Хозяйка попалась молодая и догадливая, и соседка ее такая же, и вот уж они за столом пьяненькие, вот уж и обнимания начались, а там и огонь погасили, и так просто пришла минутная утеха, и уж будит Трунов Буретина.
– Поднимайся быстро, поезд вот-вот.
– Вот это рывок проделали за одну-то ночь! – хохотал Буретин, когда они утром росным подбегали к лагерю. – Пойдешь еще?
– Н-нет, – ответил Трунов.
– Что так? Или попалась неласковая?
– Надо психологически притерпеться к факту.
– Ого! Ну, молодой. Бывает.
Комбату Рубакову они принесли пол-литра водки, потому что спали с ним на нарах рядом, и ему ли не знать о ночном походе своих взводных.
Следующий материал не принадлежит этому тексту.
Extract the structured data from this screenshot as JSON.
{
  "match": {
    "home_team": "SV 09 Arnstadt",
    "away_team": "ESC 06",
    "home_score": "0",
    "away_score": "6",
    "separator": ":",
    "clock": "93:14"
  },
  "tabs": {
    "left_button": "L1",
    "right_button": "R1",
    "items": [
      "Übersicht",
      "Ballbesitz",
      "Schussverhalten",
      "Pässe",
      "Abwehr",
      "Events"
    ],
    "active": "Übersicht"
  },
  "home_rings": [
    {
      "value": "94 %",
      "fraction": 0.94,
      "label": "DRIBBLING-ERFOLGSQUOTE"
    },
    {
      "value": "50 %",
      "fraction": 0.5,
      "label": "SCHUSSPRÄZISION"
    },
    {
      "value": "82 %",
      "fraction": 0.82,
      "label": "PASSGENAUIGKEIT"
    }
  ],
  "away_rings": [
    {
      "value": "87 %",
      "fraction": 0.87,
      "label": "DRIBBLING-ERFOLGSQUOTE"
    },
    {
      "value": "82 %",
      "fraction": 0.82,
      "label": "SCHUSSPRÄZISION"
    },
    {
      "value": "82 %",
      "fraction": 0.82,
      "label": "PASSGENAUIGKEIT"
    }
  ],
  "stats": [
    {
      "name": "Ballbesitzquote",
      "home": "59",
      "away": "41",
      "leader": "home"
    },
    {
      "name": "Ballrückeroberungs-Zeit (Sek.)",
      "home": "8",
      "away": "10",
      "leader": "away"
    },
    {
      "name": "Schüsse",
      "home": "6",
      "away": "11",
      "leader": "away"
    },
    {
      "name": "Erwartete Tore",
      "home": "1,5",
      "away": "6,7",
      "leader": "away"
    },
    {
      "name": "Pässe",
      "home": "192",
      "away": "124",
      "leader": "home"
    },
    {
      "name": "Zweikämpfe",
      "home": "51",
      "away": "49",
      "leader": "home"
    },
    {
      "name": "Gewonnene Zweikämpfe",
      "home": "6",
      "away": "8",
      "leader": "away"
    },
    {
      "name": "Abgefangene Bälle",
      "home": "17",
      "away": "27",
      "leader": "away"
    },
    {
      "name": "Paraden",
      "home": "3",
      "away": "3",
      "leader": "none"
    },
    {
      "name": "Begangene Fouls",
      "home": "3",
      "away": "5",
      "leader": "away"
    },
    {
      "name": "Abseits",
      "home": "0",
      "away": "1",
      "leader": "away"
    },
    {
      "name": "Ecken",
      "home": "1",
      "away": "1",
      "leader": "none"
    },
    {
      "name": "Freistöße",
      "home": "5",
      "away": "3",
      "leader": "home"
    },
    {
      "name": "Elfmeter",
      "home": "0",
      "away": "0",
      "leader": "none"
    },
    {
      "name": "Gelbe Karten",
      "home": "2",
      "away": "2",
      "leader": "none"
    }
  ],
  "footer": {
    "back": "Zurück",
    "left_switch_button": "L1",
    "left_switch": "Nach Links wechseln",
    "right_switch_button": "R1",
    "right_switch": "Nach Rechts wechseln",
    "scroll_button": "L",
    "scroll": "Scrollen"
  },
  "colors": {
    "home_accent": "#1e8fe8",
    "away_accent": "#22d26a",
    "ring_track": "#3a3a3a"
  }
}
Неделю потом подмигивал Буретин Трунову, хлопал его по спине, говоря:
– Психологически, значит. Это вроде переболеть. Ну-ну.
В эти дни и Трунов как-то пристальнее стал приглядываться к Буретину, и казалось ему, что тот не старше его на добрый десяток лет, а млаже при всей своей телесной могучести. Вовсе разные люди, они стали друг другу необходимы.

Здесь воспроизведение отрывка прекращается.